Article publié dans la Lettre n° 306


LA DERNIÈRE CONFÉRENCE DE PRESSE DE VIVIEN LEIGH de Marcel Lafferty. Adaptation Caroline Silhol. Mise en scène Michel Fagadau avec Caroline Silhol.
Vivien Leigh. Ce nom est immanquablement associé au célèbre film tiré du non moins célèbre roman de Margaret Mitchell. Un nom à la consonance à la fois vive et harmonieuse qui nous laisse le souvenir persistant d’une jeune fille brune à la taille de guêpe, au caractère bien trempé, piquante, primesautière, au sourire ravageur et au regard vert pétillant, une porcelaine de Saxe, selon Alexander Korda, l’un des bons anges de va vie.

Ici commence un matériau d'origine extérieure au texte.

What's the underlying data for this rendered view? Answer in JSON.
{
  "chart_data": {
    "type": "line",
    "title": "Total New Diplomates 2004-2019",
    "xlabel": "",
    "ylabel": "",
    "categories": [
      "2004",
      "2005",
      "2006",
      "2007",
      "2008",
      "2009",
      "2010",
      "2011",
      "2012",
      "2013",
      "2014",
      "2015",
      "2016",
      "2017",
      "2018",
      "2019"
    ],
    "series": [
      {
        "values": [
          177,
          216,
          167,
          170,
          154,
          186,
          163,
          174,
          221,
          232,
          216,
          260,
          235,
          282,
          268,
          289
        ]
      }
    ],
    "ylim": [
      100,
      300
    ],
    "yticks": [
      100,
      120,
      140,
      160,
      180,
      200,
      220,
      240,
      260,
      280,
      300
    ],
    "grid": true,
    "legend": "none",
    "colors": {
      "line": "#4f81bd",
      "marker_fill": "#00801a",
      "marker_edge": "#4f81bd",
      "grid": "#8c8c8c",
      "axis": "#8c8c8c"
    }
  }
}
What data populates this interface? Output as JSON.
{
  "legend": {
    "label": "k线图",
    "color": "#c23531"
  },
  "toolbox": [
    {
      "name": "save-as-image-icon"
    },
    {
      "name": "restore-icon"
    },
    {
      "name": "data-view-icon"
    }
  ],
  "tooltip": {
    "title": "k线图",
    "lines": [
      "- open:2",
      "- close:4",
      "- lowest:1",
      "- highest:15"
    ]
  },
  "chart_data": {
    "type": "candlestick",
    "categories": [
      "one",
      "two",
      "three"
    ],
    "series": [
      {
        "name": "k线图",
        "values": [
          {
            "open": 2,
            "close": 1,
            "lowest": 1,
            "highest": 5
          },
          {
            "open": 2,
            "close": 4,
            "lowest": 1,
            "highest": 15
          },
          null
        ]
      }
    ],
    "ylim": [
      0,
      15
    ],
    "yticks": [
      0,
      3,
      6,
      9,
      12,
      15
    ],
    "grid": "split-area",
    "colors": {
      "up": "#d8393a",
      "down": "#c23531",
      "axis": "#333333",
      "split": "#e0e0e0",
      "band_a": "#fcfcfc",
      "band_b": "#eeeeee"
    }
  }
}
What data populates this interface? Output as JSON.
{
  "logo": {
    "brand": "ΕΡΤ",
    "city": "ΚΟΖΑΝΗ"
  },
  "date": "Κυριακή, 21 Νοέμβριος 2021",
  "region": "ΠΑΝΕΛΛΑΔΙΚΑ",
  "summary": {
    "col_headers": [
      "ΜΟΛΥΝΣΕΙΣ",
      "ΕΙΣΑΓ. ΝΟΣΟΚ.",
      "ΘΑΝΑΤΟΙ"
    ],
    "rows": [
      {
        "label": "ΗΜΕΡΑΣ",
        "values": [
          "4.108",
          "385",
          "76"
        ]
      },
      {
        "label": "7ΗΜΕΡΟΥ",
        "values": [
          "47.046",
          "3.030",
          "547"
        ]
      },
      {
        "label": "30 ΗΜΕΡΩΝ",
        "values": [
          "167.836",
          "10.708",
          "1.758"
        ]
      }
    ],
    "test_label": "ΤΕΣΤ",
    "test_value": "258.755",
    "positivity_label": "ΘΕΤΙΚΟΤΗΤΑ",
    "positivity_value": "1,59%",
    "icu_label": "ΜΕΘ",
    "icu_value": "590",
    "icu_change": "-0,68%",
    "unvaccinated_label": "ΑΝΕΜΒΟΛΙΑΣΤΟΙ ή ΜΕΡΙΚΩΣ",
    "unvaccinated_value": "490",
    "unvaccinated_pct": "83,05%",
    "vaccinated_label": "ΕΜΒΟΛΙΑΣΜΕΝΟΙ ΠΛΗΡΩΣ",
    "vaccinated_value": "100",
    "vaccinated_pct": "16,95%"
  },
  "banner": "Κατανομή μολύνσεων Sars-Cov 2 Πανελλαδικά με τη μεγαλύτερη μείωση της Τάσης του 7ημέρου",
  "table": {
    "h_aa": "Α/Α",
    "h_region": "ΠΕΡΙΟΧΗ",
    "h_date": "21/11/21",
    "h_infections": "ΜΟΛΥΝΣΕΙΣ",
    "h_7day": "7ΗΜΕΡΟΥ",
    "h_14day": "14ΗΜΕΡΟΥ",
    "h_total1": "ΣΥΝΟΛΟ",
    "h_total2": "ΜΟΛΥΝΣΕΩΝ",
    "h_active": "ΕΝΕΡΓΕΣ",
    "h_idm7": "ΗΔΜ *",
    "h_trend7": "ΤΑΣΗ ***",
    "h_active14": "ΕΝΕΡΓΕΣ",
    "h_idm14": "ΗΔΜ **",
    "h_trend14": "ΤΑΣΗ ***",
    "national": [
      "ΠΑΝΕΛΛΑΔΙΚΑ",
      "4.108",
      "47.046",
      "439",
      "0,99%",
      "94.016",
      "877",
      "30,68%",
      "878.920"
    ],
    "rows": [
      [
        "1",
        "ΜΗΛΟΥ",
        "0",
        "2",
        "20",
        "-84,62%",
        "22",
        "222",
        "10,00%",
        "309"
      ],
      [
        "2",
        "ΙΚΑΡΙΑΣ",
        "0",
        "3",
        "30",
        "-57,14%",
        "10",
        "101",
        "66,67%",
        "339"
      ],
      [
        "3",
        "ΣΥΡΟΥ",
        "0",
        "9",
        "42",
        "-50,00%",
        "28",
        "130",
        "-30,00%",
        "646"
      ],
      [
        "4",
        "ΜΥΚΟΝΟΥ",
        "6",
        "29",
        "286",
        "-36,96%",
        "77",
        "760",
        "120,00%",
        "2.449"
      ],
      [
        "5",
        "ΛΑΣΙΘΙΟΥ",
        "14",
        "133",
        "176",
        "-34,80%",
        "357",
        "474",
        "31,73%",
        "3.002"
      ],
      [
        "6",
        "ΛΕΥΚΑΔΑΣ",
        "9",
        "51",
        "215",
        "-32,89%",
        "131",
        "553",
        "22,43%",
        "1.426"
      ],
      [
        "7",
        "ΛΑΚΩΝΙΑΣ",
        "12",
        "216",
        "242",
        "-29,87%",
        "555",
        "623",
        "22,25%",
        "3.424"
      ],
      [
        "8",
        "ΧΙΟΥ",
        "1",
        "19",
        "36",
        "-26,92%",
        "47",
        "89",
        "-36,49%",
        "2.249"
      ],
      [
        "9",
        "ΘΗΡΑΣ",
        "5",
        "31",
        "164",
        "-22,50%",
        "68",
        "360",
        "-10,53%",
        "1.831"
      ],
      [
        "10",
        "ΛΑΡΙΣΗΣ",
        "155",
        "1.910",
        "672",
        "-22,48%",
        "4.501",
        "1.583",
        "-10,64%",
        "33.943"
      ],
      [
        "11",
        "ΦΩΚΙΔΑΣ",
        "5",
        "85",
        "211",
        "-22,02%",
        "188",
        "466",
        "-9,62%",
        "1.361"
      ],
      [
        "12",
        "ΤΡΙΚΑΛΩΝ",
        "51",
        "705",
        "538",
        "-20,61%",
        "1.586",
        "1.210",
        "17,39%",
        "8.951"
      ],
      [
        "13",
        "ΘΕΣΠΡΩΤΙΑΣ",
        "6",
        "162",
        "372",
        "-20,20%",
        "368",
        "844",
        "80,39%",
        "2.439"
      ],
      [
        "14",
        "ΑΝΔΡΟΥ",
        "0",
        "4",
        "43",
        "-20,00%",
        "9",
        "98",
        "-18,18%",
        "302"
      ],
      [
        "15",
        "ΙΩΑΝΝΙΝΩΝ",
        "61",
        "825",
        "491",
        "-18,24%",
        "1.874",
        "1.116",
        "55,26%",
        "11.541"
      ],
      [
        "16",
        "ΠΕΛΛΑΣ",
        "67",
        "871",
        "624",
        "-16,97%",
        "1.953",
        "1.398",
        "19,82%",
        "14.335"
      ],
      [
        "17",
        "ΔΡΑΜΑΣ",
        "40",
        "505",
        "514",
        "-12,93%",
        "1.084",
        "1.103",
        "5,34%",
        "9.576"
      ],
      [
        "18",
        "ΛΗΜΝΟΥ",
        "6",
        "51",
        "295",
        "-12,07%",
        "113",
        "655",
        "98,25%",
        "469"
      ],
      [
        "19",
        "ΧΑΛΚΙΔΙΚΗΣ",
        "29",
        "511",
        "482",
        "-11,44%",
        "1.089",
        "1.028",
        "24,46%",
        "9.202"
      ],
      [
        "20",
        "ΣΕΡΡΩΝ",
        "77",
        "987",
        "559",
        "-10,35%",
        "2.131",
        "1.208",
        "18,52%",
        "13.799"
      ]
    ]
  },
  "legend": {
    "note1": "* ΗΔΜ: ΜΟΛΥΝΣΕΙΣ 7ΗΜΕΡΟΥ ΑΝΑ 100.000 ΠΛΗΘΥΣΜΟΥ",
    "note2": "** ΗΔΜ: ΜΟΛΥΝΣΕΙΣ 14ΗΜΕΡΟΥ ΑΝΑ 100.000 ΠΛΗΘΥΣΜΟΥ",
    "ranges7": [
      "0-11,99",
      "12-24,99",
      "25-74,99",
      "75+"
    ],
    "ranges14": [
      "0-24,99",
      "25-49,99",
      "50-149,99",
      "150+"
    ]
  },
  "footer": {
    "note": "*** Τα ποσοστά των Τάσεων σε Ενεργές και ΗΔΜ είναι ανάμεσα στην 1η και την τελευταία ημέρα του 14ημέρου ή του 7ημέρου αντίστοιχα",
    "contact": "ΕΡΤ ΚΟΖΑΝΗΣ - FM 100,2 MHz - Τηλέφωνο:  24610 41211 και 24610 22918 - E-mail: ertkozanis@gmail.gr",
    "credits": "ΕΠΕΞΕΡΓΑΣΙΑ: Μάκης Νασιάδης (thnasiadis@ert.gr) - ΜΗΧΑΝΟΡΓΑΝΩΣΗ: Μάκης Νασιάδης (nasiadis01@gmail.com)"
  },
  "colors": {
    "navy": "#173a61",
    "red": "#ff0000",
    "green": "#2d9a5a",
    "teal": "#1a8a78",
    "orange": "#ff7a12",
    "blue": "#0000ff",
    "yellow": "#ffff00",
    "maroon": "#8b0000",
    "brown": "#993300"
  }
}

Elancée, distinguée, blonde, vêtue d’un élégant tailleur clair, chignon impeccable, lunettes de star, Caroline Silhol ne ressemble pas précisément à ce souvenir-là. Elle se présente, salue et commence : « Si je pouvais recommencer ma vie, je rejouerai Scarlett O’Hara » et « j’épouserais Laurence Olivier ». Le nom de ce personnage mythique et celui de l’homme de sa vie vont être le fil conducteur de la dernière conférence de presse qu’elle donne. Mais très vite, les questions des journalistes se raréfient, le monologue s’instaure, la magie opère. Sous les traits de la comédienne se dessinent peu à peu ceux de Vivien ou ceux de Scarlett et il faut tout le talent de Caroline Silhol pour y parvenir. Les souvenirs qu’elle égrène et ceux du public, pour qui Autant en emporte le vent représente encore quelque chose, s’unissent alors, même si pour la star le tournage du film culte tourna au cauchemar. Etre actrice et jouer au théâtre ont été les premiers et derniers bonheurs de sa courte vie, jalonnée de victoires et de défaites, de succès et d’échecs. Elle raconte son enfance en Inde, à Darjeeling où elle est née, un premier mariage à dix-huit ans avec un homme dont elle adoptera le nom pour la scène mais à qui elle abandonnera leur fille. Elle revit sa passion pour Laurence Olivier et celle pour la scène et pour tous les rôles interprétés : ceux joués au théâtre qu’elle adore : Ophélie, dans Hamlet, Blanche Dubois dans Un tramway nommé désir... Ceux interprétés pour le cinéma qu’elle abhorre dont celui de Scarlett, arraché à force d’opiniâtreté, est le plus marquant. Cinq mois et demi de tournage, dix-huit heures de travail sept jours sur sept avec au bout sept Oscars, elle même recevant celui de la meilleure actrice. Puis ce furent les années de guerre, son mariage avec Laurence Olivier, enfin divorcé, les quelques années de bonheur durant lesquelles les Olivier sont « le couple royal du théâtre anglais », et leur inévitable séparation. Les cinq étapes de la vie d’un acteur, elle les résumera en cinq petites phrases, constat ironique mais lapidaire : « Qui est Vivien Leigh ? Je veux Vivien Leigh ! Je veux une Vivien Leigh ! Je veux une Vivien Leigh jeune ! Qui est Vivien Leigh ? ». La maladie, un divorce dont elle ne se remettra pas auront raison d’elle à cinquante-trois ans.
« Le souvenir est un paradis dont on ne peut pas vous chasser ». En une heure et demie, le talent de Caroline Silhol nous en convainc. Comédie des Champs-Elysées 8e.